Comme les golems, faits d’argile, l’artiste Eglė Budvytytė considère que nous, les êtres humains, sommes meubles, dépourvus de libre arbitre. Nos vies seraient façonnées par les quatre éléments jusque dans notre mystique. Le courant d’une rivière décide de l’implantation d’un village. La qualité de la terre conditionne les objets qui seront créés à partir d’elle, comme les briques de nos maisons, les fours dans lesquels cuisent nos aliments. Mais aussi nos dieux et nos mythologies, inspirés de la poésie incrustée dans les paysages qu’observent, fascinés, les humains depuis des millénaires.
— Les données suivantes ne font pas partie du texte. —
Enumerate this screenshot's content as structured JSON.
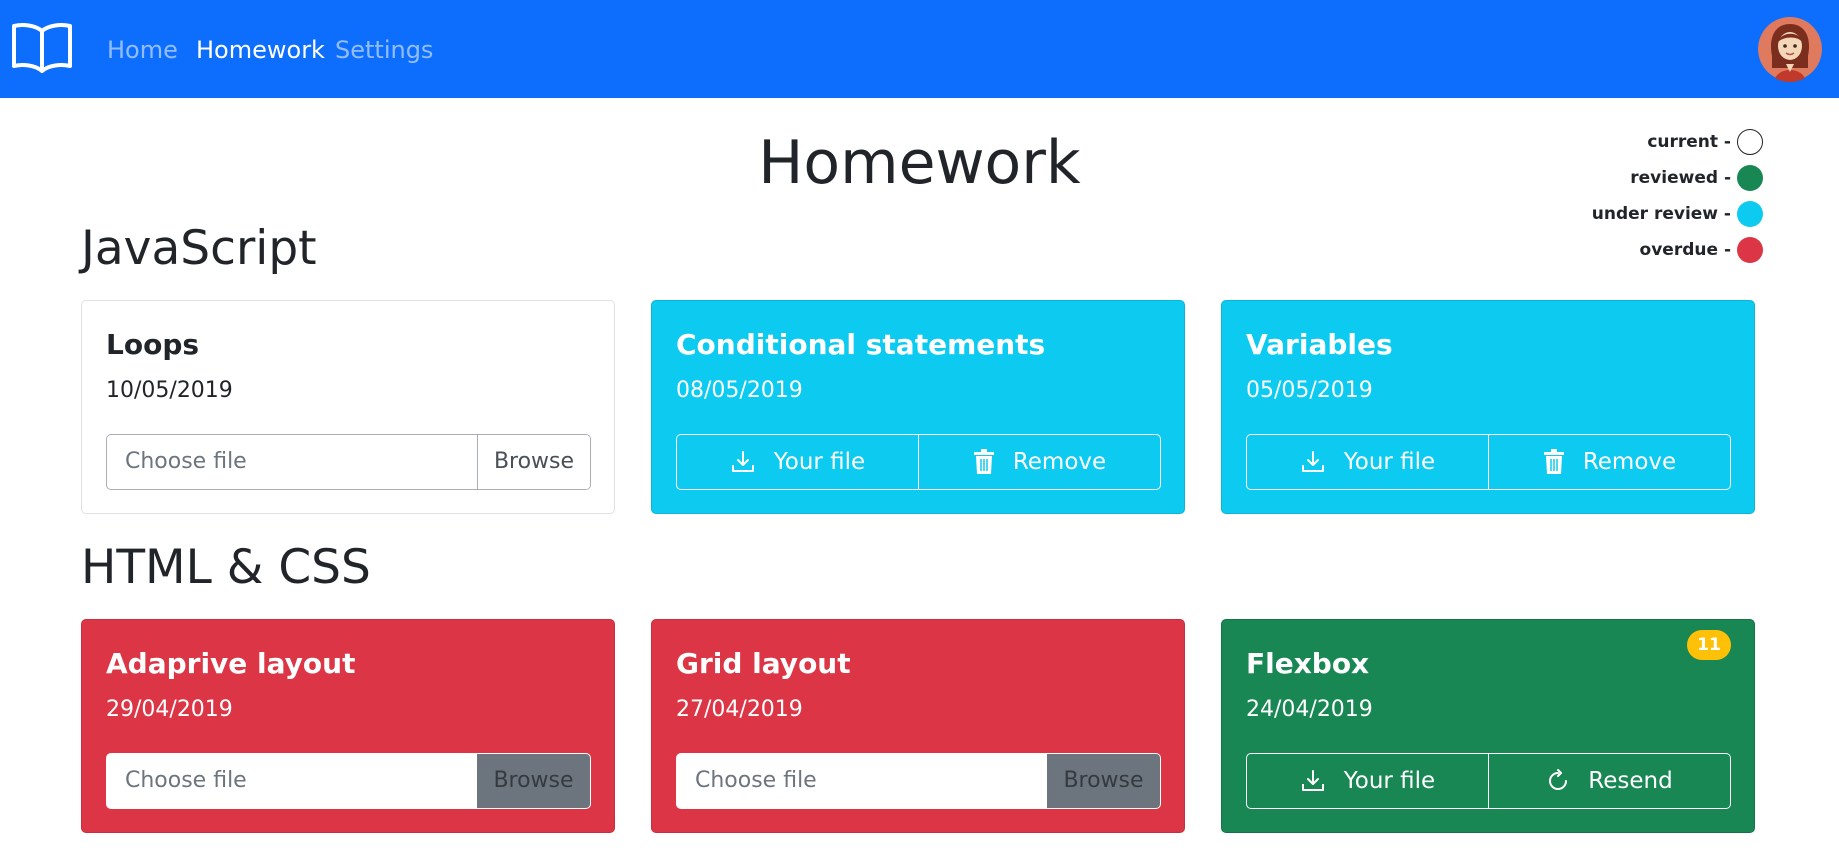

Face à la force manifeste des éléments naturels qui nous entourent, que pouvons-nous ? Où nous situons-nous ? Pour sa première exposition en France, Eglė Budvytytė – plasticienne travaillant entre poésie, vidéos et performances – tend des voiles ocre en arc de cercles, brouillant le regard dès l’entrée du Plateau – Frac Île-de-France. On y entend un chant incantatoire, aux accents robotiques, nous guidant à travers les voiles dont les motifs terreux simulent l’épaisseur de l’humus. Si bien qu’on entre dans cette exposition comme dans une mine, ou plutôt l’une de ses galeries que l’on s’imagine se ramifier par dizaines en sous-sol. Au centre de ce dispositif, De sang chaud et de terre (Warm Blooded and Earthbound) (2024), un film inédit d’une demi-heure, appréhende la charge culturelle de la terre. On y observe une communauté humaine vivant autour d’une rivière, dans la forêt et les décombres industriels des carrières d’argile et de calcaire lituaniennes, à proximité de la rivière Ūla.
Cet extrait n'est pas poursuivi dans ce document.